Xentral ERP Software
- Type: Private
- Industry: Enterprise Resource Planning (ERP)
- Founded: 2008
- Founder: Benedikt Sauter, Claudia Sauter
- Headquarters: ‹See TfM›Augsburg, Germany
- Key people: Domenico Cipolla (CEO, since 2024) Benedikt Sauter (Co-Founder, Product & Customer Focus)
- Number of employees: 200+
- Website: xentral.com

= Xentral ERP Software =

Enterprise resource planning company

Xentral ERP Software is a German enterprise resource planning (ERP) company headquartered in Augsburg, Germany. The company provides cloud-based ERP services primarily for small and medium-sized enterprises (SMEs) in the e-commerce, retail, and B2B sectors.

== History ==
In 2008, Benedikt Sauter and Claudia Sauter founded the company under the name embedded projects GmbH. At first, it sold computer hardware. In the early 2010s, the couple developed an in‑house ERP service based on open‑source technology to support their hardware business. This system laid the foundation for what would later become Xentral ERP.

The ERP product was initially marketed under the name waWision. On 23 November 2018, the product was rebranded as Xentral, shifting focus from hardware to software and setting the stage for the ERP product's market rollout.

In early 2018, Xentral received its first external funding from Frank Thelen and his firm Freigeist Capital.

In March 2020, Xentral released version 20.1 of its on‑premise software, featuring integrated integrations for Shopware 6, Shopify, WooCommerce, and Gambio. This update introduced mobile optimization and a redesigned user interface.

By January 2021, Xentral had grown to serve around 1,000 SMEs and secured a US$20 million Series A investment led by Sequoia Capital, with participation from Visionaries Club.

In August 2021, the company raised a $75 million Series B funding round led by Tiger Global Management and Meritech Capital, with continued participation from Sequoia, Visionaries Club, and Freigeist Capital. This brought Xentral's total known funding to approximately $95 million.

In December 2022, Benedikt Sauter was awarded the Gründergeist Award 2022 by Hochschule Augsburg, and Xentral won the Best Omnichannel Solution award at the E‑commerce Germany Awards 2022.

At the end of 2023, Domenico Cipolla joined as Co‑CEO to support the company's scale‑up phase, allowing Benedikt Sauter to focus more on product development and customer engagement.
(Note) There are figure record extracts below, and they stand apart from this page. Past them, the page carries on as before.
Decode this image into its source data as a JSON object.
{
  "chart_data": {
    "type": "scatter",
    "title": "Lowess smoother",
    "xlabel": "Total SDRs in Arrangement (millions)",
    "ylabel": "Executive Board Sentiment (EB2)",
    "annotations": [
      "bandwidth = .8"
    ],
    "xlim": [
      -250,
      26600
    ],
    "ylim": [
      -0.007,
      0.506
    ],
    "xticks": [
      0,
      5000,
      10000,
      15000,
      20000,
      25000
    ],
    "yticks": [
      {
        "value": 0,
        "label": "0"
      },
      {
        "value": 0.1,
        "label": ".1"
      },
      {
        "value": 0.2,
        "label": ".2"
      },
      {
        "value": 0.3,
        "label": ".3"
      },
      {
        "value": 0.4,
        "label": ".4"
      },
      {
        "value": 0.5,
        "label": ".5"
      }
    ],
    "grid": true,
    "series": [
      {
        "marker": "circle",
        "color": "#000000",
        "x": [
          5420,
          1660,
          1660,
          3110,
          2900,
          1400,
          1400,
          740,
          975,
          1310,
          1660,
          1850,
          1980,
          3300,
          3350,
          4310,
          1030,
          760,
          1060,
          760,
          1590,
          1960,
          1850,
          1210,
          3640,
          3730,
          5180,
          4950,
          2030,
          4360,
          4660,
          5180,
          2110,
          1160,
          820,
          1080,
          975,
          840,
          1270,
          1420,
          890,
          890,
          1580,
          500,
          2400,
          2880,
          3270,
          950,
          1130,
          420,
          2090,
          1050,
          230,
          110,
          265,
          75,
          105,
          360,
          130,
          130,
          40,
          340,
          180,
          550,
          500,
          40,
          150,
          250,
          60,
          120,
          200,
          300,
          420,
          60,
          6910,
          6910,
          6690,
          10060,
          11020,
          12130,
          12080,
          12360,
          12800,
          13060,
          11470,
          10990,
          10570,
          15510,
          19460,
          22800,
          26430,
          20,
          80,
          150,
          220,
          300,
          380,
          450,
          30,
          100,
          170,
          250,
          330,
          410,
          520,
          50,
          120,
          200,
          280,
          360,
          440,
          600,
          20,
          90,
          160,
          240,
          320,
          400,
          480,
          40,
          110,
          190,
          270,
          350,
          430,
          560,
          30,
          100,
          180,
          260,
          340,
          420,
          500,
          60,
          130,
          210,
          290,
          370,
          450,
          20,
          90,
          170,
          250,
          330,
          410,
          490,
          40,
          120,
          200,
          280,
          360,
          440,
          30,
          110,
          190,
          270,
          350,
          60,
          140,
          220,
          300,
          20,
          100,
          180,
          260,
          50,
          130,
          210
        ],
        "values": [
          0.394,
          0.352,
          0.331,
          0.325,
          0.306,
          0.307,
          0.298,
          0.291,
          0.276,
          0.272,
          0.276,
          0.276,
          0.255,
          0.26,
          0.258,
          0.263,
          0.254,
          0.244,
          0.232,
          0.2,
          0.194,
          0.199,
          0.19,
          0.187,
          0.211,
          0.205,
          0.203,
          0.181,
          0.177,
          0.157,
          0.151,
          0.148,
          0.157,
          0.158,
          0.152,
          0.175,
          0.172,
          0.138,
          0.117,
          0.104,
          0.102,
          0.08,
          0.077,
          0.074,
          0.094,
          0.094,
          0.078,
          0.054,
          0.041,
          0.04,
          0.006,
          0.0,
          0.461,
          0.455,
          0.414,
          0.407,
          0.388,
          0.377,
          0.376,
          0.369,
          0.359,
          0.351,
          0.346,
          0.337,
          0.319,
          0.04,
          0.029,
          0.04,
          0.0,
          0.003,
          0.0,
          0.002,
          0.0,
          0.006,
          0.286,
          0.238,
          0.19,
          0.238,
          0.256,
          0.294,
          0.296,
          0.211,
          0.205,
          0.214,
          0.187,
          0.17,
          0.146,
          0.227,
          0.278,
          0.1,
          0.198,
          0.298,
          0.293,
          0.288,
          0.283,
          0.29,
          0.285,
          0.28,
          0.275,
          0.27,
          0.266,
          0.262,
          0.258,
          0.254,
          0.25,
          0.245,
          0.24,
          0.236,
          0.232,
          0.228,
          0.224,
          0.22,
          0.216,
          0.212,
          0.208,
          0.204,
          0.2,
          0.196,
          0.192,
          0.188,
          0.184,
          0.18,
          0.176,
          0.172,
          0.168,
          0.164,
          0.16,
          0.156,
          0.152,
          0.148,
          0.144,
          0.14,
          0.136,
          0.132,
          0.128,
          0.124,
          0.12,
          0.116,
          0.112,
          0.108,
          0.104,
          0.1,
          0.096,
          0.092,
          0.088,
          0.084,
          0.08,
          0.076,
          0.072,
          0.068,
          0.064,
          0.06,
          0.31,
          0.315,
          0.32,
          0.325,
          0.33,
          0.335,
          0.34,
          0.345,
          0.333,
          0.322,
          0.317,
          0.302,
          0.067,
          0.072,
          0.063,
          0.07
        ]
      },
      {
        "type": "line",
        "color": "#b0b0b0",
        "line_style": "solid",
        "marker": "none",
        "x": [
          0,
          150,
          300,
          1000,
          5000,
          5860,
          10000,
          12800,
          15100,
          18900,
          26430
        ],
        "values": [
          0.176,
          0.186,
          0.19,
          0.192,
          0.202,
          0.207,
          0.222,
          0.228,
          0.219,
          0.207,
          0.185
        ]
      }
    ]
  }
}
In 2023, Xentral reported processing €3 billion in commercial transactions.

By 2024, Xentral had been valued at around €670 million and was described as a potential unicorn.
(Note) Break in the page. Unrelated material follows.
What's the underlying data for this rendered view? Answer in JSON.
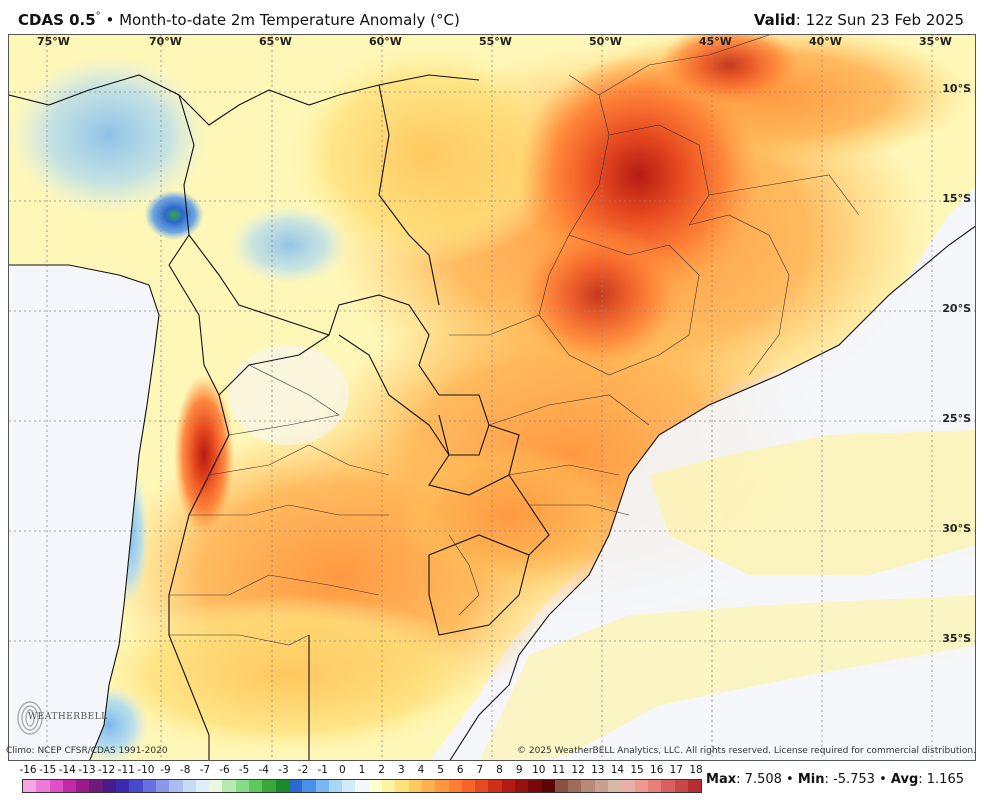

== Products and services ==
Xentral provides a cloud-based ERP platform aimed at growing small and medium-sized commerce businesses. Its functionality covers order processing, warehouse management and fulfillment, multichannel e-commerce, procurement, and financial workflows, including the export of records to the German accounting standard DATEV. The software is delivered through five-tier subscription packages and runs entirely in a web browser without on-premise installation.
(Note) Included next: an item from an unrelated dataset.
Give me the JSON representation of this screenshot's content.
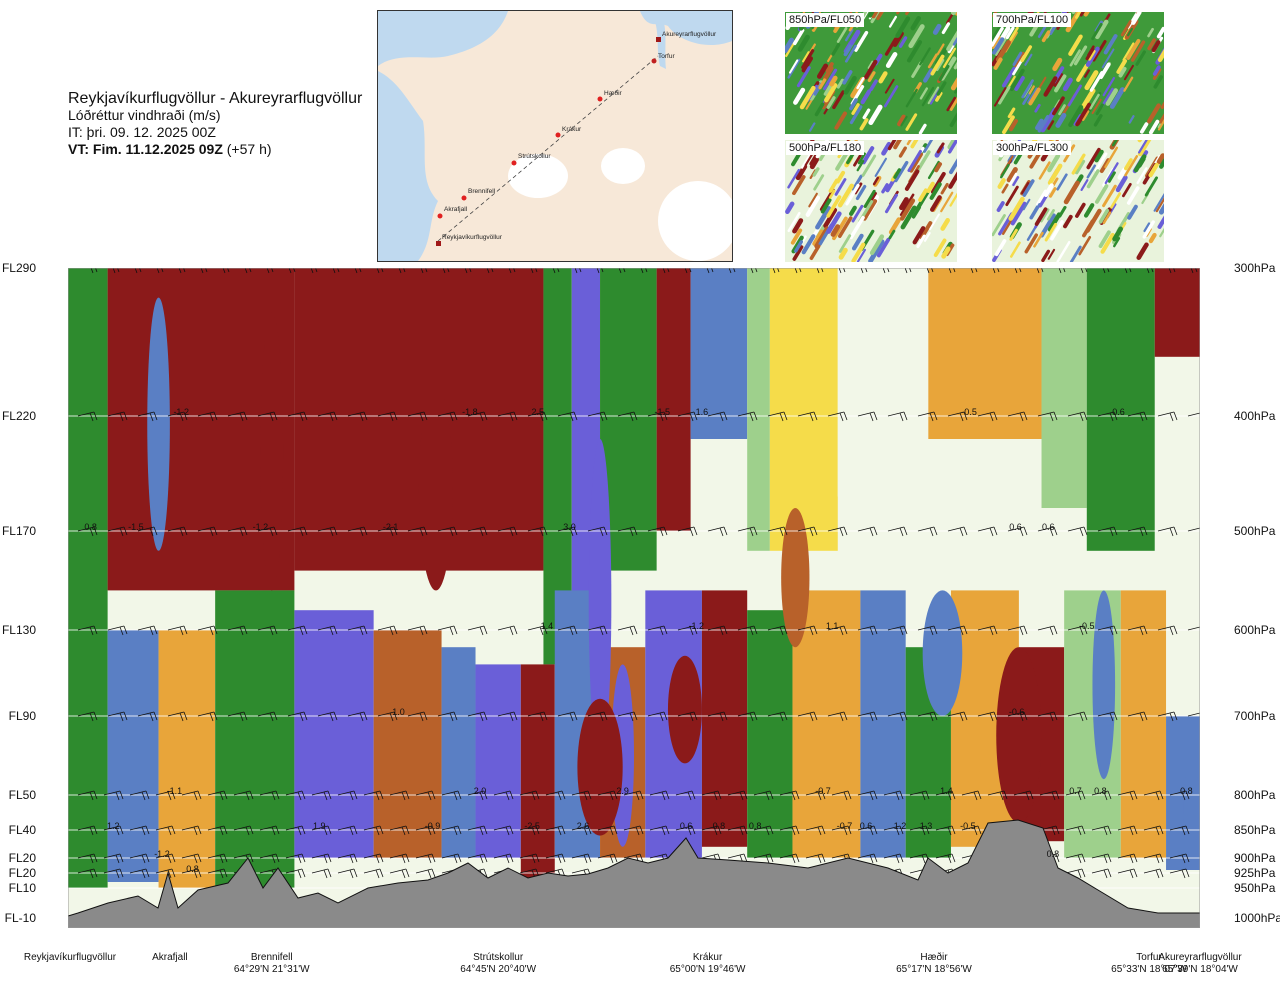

The platform offers pre-built integrations with online shops, online marketplaces, shipping carriers, and payment providers. Integrations are maintained through an in-house middleware layer called Xentral Connect, which includes Xentral Flows, an automation platform, and the Flow Editor, an automation builder. Xentral is an API-driven cloud ERP that connects shops, marketplaces, and carriers in a single platform, while noting a learning curve during implementation.

In 2026, Xentral introduced artificial intelligence (AI) and automated "agentic" capabilities into its enterprise resource planning (ERP) software. The system includes an AI-assisted copilot that generates SQL-based reports from natural-language prompts, optical character recognition (OCR) for supplier invoices, and automated data import tools. Xentral is developing and beta-testing AI features designed to automate order creation, returns processing, and customer inquiries, utilizing a review framework that requires manual approval before completion. Future updates are planned to introduce capabilities for managing remittance advice and supplier invoices, alongside a Model Context Protocol (MCP) server to connect the platform with external large language models such as Claude and ChatGPT.